Indeed it came true a couple of weeks ago but his mother kept the letter hidden from him until his birthday, which means rather conveniently he’s due to start this very day, and so he rushes off to the court and upon arriving shakes strangers hands and kisses the hand of a judge. Up until this point it had been fairly amusing stuff, with William’s enthusiastic nature providing a good few laughs, and I had high hopes that Acaster had created a sitcom pilot that really did deserve to be given a full series.
Alas such hopes were soon cruelly quashed however as William’s fellow juror’s are a mostly annoying selection of characters, and one note stereotypes at that. It’s here the show becomes detached from reality too as the judge is not a realistic character in the slightest as she’s bizarrely over the top and describes the case as “A super cool murder trial” and warns one of the juror’s “Don’t be a party pooper”. Her behaviour is supposedly due to it being her last ever case but it feels just a bit too silly, even if the character has the odd amusing line it just doesn’t quite work.
It’s all too often the case with the jurors William quickly meets as well, there’s an enthusiastic post office worker called Hugh who’s incredibly excited about queues, a twatty posh bloke who runs a member’s club and quickly bans anyone who talks back to him, two women called Jen which leads to one of them being renamed Wolf, who fancies herself as a poet despite thinking it’s smart to rhyme “poet” with “know it”, and they seem like caricatures rather than believable human beings. At least a few are likeable and amusing, with Diane Morgan’s sarcastic Olivia providing a couple of actual laughs as she mocks the others, but it would have worked better if the majority hadn’t been quite so cartoonish.
The plot’s a bit on the silly side too, and while I normally like silliness here it’s borderline irritating. There’s two main strands, one involving the fact that everyone hates the courtroom artist as they fear he may portray them in an unflattering light, with the other seeing William blabbing details of the case to a woman in a nightclub (in a sequence which goes on for way too long) and then doing his best to rectify the situation without getting kicked off the case. It’s full of cringe humour and difficult to see why Acaster thought it would be amusing rather than annoying.

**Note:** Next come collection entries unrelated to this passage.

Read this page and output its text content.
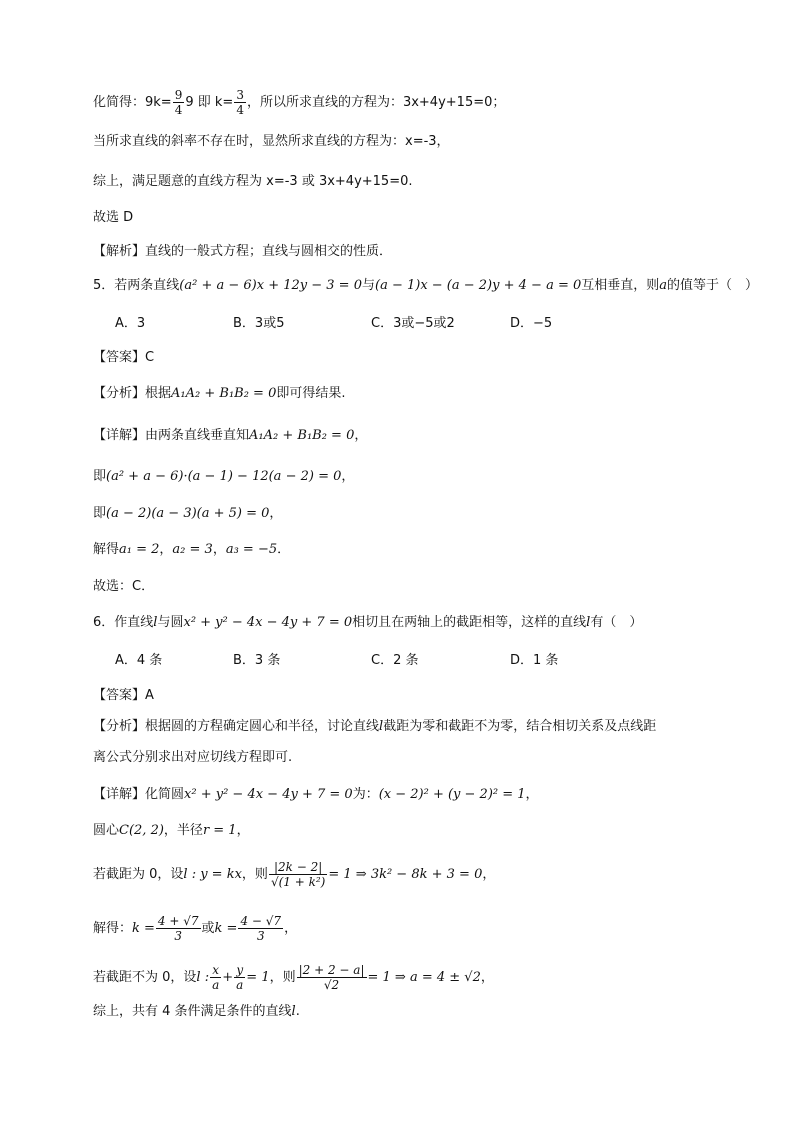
化简得：$9k= \frac{9}{4} 9$ 即 $k= \frac{3}{4}$ ，所以所求直线的方程为：3x+4y+15=0；
当所求直线的斜率不存在时，显然所求直线的方程为：x=-3，
综上，满足题意的直线方程为 x=-3 或 3x+4y+15=0.
故选 D
【解析】直线的一般式方程；直线与圆相交的性质．
5．若两条直线(a² + a − 6)x + 12y − 3 = 0与(a − 1)x − (a − 2)y + 4 − a = 0互相垂直，则a的值等于（　）
A．3	B．3或5	C．3或−5或2	D．−5
【答案】C
【分析】根据A₁A₂ + B₁B₂ = 0即可得结果.
【详解】由两条直线垂直知A₁A₂ + B₁B₂ = 0，
即(a² + a − 6)·(a − 1) − 12(a − 2) = 0，
即(a − 2)(a − 3)(a + 5) = 0，
解得a₁ = 2，a₂ = 3，a₃ = −5．
故选：C．
6．作直线l与圆x² + y² − 4x − 4y + 7 = 0相切且在两轴上的截距相等，这样的直线l有（　）
A．4 条	B．3 条	C．2 条	D．1 条
【答案】A
【分析】根据圆的方程确定圆心和半径，讨论直线l截距为零和截距不为零，结合相切关系及点线距
离公式分别求出对应切线方程即可.
【详解】化简圆x² + y² − 4x − 4y + 7 = 0为：(x − 2)² + (y − 2)² = 1，
圆心C(2, 2)，半径r = 1，
若截距为 0，设l : y = kx，则 $\frac{|2k - 2|}{\text{√(1 + k²)}} = 1$ ⇒ 3k² − 8k + 3 = 0，
解得：$k = \frac{4 + √7}{3}$ 或$k = \frac{4 - √7}{3}$ ，
若截距不为 0，设l : $\frac{x}{a} + \frac{y}{a} = 1$，则 $\frac{|2 + 2 - a|}{√2} = 1$ ⇒ a = 4 ± √2，
综上，共有 4 条件满足条件的直线l.
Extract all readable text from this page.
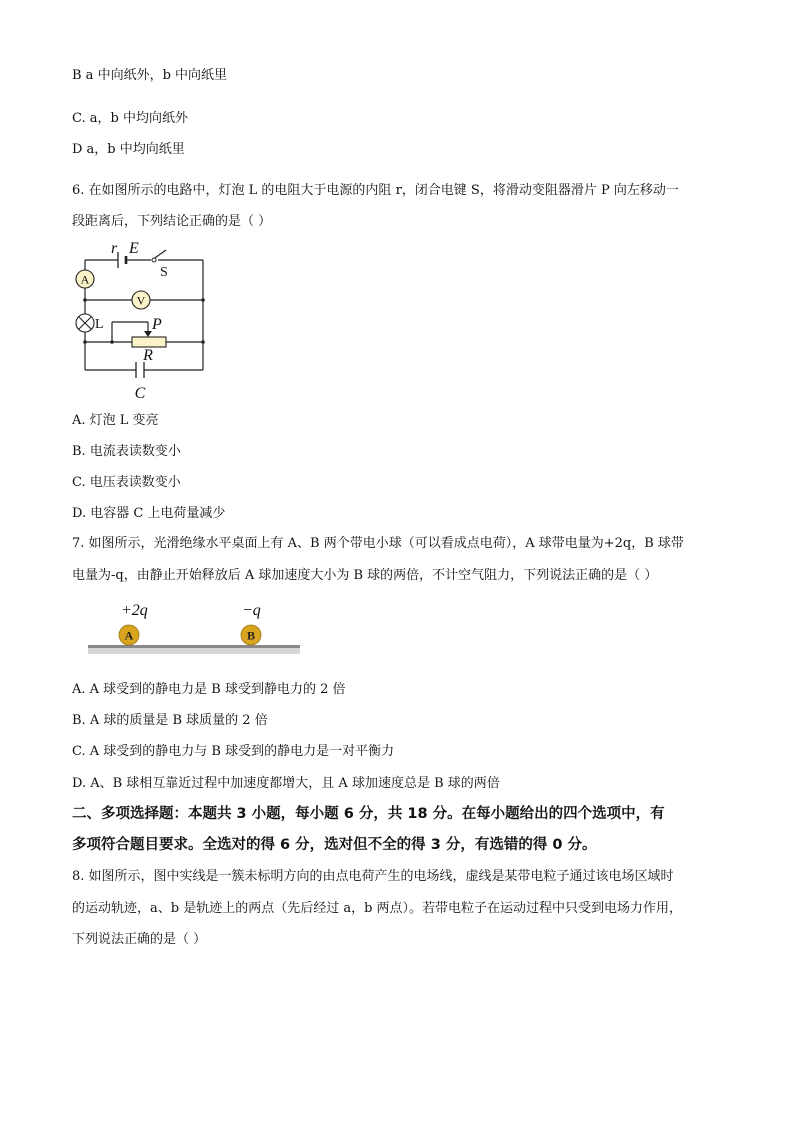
B a 中向纸外，b 中向纸里
C. a，b 中均向纸外
D a，b 中均向纸里
6. 在如图所示的电路中，灯泡 L 的电阻大于电源的内阻 r，闭合电键 S，将滑动变阻器滑片 P 向左移动一
段距离后，下列结论正确的是（ ）
A
V
r E
P
R
C
S
L
A. 灯泡 L 变亮
B. 电流表读数变小
C. 电压表读数变小
D. 电容器 C 上电荷量减少
7. 如图所示，光滑绝缘水平桌面上有 A、B 两个带电小球（可以看成点电荷），A 球带电量为+2q，B 球带
电量为-q，由静止开始释放后 A 球加速度大小为 B 球的两倍，不计空气阻力，下列说法正确的是（ ）
A	B
+2q	−q
A. A 球受到的静电力是 B 球受到静电力的 2 倍
B. A 球的质量是 B 球质量的 2 倍
C. A 球受到的静电力与 B 球受到的静电力是一对平衡力
D. A、B 球相互靠近过程中加速度都增大，且 A 球加速度总是 B 球的两倍
二、多项选择题：本题共 3 小题，每小题 6 分，共 18 分。在每小题给出的四个选项中，有
多项符合题目要求。全选对的得 6 分，选对但不全的得 3 分，有选错的得 0 分。
8. 如图所示，图中实线是一簇未标明方向的由点电荷产生的电场线，虚线是某带电粒子通过该电场区域时
的运动轨迹，a、b 是轨迹上的两点（先后经过 a，b 两点）。若带电粒子在运动过程中只受到电场力作用，
下列说法正确的是（ ）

There are some funny moments, one character introduces himself by telling them that his name is “Mr Martin. My friend’s call me Mr Martin” while in one scene when the courtroom artist returns to the court Lucas utters “He’s back, everyone look as fit as you can” and they all pose for him despite the lawyer being in the middle of an important speech, and it’s also the moment the criminal realises he’s doomed with this bunch of idiots on the jury, but a lot of the time the gags are weak and the jokes fail to land.
Acaster is an accomplished stand up comedian but judging by this he needs to sharpen his scripts a little more before they get made, and work on making the characters less cliched and one dimensional. I’m aware that a pilot can sometimes be a bit rough around the edges and may become something far more polished as a series goes on, but I couldn’t see that happening with this and it’s no bad thing that it wasn’t given a full series, and that Acaster was able to spend time working on his stand up instead.